At one minute past midnight on 1 August 1981, a new generation came into being: the MTV generation. The title of the song that heralded a legion of TV-obsessed teenagers summed up what the new television station was about. "Video Killed the Radio Star" by The Buggles, led by the bespectacled Trevor Horn, celebrates the golden age of radio, describing a singer whose career is cut short by television.

Since those opening chords were played 30 years ago next week, millions the world over have tuned in to witness a musical and visual revolution. The concept of the "VJ" was popularised and huge budgets were opened up for directors to experiment as they had never done before. The station was also pivotal in pushing era-defining movements such as hip-hop in the late 1980s and alternative rock in the 1990s.

But just like the character in "Video Killed the Radio Star", MTV's own rule was cut short by the advent of the internet. In 2005, with the arrival of YouTube, even MTV's staunchest supporters realised things would never be the same again. Anyone could now shoot, edit and show their own videos.

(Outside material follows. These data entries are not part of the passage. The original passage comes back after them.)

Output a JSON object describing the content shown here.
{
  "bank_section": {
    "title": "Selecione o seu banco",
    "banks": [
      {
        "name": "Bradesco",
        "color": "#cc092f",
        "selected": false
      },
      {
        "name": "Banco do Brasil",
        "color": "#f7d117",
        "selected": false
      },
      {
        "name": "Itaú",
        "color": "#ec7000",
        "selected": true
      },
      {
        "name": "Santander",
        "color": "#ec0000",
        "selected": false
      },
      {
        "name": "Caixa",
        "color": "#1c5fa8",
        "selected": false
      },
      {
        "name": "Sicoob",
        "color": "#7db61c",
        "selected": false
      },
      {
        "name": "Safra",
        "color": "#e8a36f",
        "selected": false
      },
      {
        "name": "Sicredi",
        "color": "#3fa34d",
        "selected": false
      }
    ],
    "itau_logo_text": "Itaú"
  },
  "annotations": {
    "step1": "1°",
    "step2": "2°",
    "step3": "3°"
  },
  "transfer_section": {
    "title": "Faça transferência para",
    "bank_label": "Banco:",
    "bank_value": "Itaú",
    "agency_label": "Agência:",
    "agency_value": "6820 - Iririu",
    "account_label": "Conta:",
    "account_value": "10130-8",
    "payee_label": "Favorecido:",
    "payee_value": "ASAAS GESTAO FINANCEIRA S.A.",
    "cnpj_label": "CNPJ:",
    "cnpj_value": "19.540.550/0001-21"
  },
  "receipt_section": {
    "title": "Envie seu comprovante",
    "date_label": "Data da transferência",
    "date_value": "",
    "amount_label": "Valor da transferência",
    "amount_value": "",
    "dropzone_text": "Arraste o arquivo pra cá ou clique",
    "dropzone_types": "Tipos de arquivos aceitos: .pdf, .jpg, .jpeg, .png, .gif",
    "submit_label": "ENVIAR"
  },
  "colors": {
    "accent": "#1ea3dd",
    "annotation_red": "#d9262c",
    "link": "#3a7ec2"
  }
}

Music video director Kevin Godley, who has put together promos for Eric Clapton, Paul McCartney, Sting and U2, believes this is no bad thing. "I appreciate YouTube as a tool," he said. "It's an extraordinary encyclopaedic device for finding out anything you want in the visual form. It's a double-edged sword. Anyone can put their own stuff up there. But it also means you have to wade through tons of rubbish to find it."